A recently introduced congressional district map proposes the kinds of changes that are likely to make Nevada’s battleground districts Democratic-leaning to a greater extent in the next ten years. Legislative leaders plan on introducing the map in a special legislative session in Nevada. The map not only separates parts of Nevada’s Democratic district but also adds Democratic constituents to the aforementioned blue-leaning districts.

The proposal is likely to help with the Democratic Party’s effort to do the following.

  • Defend the party’s majority of nine seats in the House of Representatives
  • Reduce the campaign funding that US parties have earlier channeled to the Las Vegas area’s politically competitive districts

The proposal would expand the rectangular first Congressional District of southward Nevada, a Democratic-leaning urban Las Vegas swath.
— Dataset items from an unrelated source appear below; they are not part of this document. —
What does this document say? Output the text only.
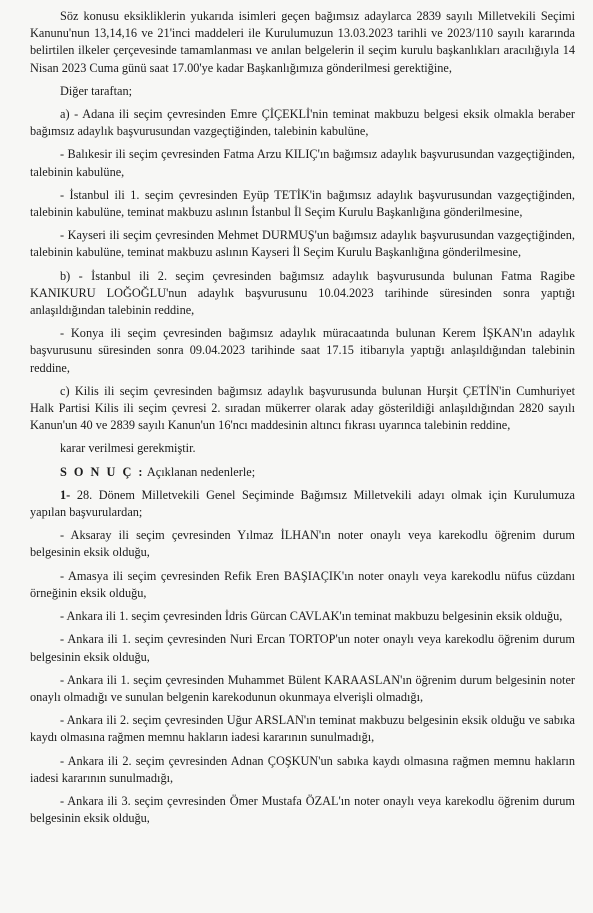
Söz konusu eksikliklerin yukarıda isimleri geçen bağımsız adaylarca 2839 sayılı Milletvekili Seçimi Kanunu'nun 13,14,16 ve 21'inci maddeleri ile Kurulumuzun 13.03.2023 tarihli ve 2023/110 sayılı kararında belirtilen ilkeler çerçevesinde tamamlanması ve anılan belgelerin il seçim kurulu başkanlıkları aracılığıyla 14 Nisan 2023 Cuma günü saat 17.00'ye kadar Başkanlığımıza gönderilmesi gerektiğine,

Diğer taraftan;

a) - Adana ili seçim çevresinden Emre ÇİÇEKLİ'nin teminat makbuzu belgesi eksik olmakla beraber bağımsız adaylık başvurusundan vazgeçtiğinden, talebinin kabulüne,

- Balıkesir ili seçim çevresinden Fatma Arzu KILIÇ'ın bağımsız adaylık başvurusundan vazgeçtiğinden, talebinin kabulüne,

- İstanbul ili 1. seçim çevresinden Eyüp TETİK'in bağımsız adaylık başvurusundan vazgeçtiğinden, talebinin kabulüne, teminat makbuzu aslının İstanbul İl Seçim Kurulu Başkanlığına gönderilmesine,

- Kayseri ili seçim çevresinden Mehmet DURMUŞ'un bağımsız adaylık başvurusundan vazgeçtiğinden, talebinin kabulüne, teminat makbuzu aslının Kayseri İl Seçim Kurulu Başkanlığına gönderilmesine,

b) - İstanbul ili 2. seçim çevresinden bağımsız adaylık başvurusunda bulunan Fatma Ragibe KANIKURU LOĞOĞLU'nun adaylık başvurusunu 10.04.2023 tarihinde süresinden sonra yaptığı anlaşıldığından talebinin reddine,

- Konya ili seçim çevresinden bağımsız adaylık müracaatında bulunan Kerem İŞKAN'ın adaylık başvurusunu süresinden sonra 09.04.2023 tarihinde saat 17.15 itibarıyla yaptığı anlaşıldığından talebinin reddine,

c) Kilis ili seçim çevresinden bağımsız adaylık başvurusunda bulunan Hurşit ÇETİN'in Cumhuriyet Halk Partisi Kilis ili seçim çevresi 2. sıradan mükerrer olarak aday gösterildiği anlaşıldığından 2820 sayılı Kanun'un 40 ve 2839 sayılı Kanun'un 16'ncı maddesinin altıncı fıkrası uyarınca talebinin reddine,

karar verilmesi gerekmiştir.

S O N U Ç : Açıklanan nedenlerle;

1- 28. Dönem Milletvekili Genel Seçiminde Bağımsız Milletvekili adayı olmak için Kurulumuza yapılan başvurulardan;

- Aksaray ili seçim çevresinden Yılmaz İLHAN'ın noter onaylı veya karekodlu öğrenim durum belgesinin eksik olduğu,

- Amasya ili seçim çevresinden Refik Eren BAŞIAÇIK'ın noter onaylı veya karekodlu nüfus cüzdanı örneğinin eksik olduğu,

- Ankara ili 1. seçim çevresinden İdris Gürcan CAVLAK'ın teminat makbuzu belgesinin eksik olduğu,

- Ankara ili 1. seçim çevresinden Nuri Ercan TORTOP'un noter onaylı veya karekodlu öğrenim durum belgesinin eksik olduğu,

- Ankara ili 1. seçim çevresinden Muhammet Bülent KARAASLAN'ın öğrenim durum belgesinin noter onaylı olmadığı ve sunulan belgenin karekodunun okunmaya elverişli olmadığı,

- Ankara ili 2. seçim çevresinden Uğur ARSLAN'ın teminat makbuzu belgesinin eksik olduğu ve sabıka kaydı olmasına rağmen memnu hakların iadesi kararının sunulmadığı,

- Ankara ili 2. seçim çevresinden Adnan ÇOŞKUN'un sabıka kaydı olmasına rağmen memnu hakların iadesi kararının sunulmadığı,

- Ankara ili 3. seçim çevresinden Ömer Mustafa ÖZAL'ın noter onaylı veya karekodlu öğrenim durum belgesinin eksik olduğu,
For your information, in 2020, Republican Alice Costandina Titus won the swath. In exchange for the expansion, it would include some of its old area in Nevada’s competitive third and fourth districts.

GOP members and Democrats have lost and won those seats in the last decade, which has occasionally seen some of America’s most competitive and expensive electoral contests. Representatives Susie Lee and Steven Horsford are part of the House Democrats whom the National Republican Congressional Committee (NRCC) plans on targeting next year.

The proposal also swaps portions of Las Vegas situated in the First Congressional District with Boulder and Henderson in Lee’s district. Horsford’s area would go further towards the heart of the Las Vegas region in return for Arizona line areas.

Democrats have an advantage of 7.8 percentage points in the Fourth Congressional District and that of 1.9 percentage points in the Third Congressional District of Nevada. There are numerous voters in the battleground districts who are registered in the form of non-partisan constituents.

The proposal requires the approval of not just the Democratic Party-controlled Legislature but also Nevada’s Governor Steve Sisolak. It expands the advantage of Democrats over GOP members to 13.4 percentage points and 8.2 points in the Fourth Congressional District and the Third Congressional District, respectively.

Democratic leaders from the Nevada State Assembly and Senate submitted the maps to the website of the Legislature. The submission indicated that the state might not face the type of conflict between those two chambers of the Nevada State Legislature that has affected other statehouses in the redistricting period.

The proposed maps from Senator Nicole Cannizzaro and Assemblyman Jason Frierson not only kept ethical communities, radical communities and cities together but also considered how Nevada has grown quickly. According to them, the maps not only reflect the growing ethnic and racial diversity of Nevada but also strive to expand and protect Hispanic and Black Nevadans’ voting power.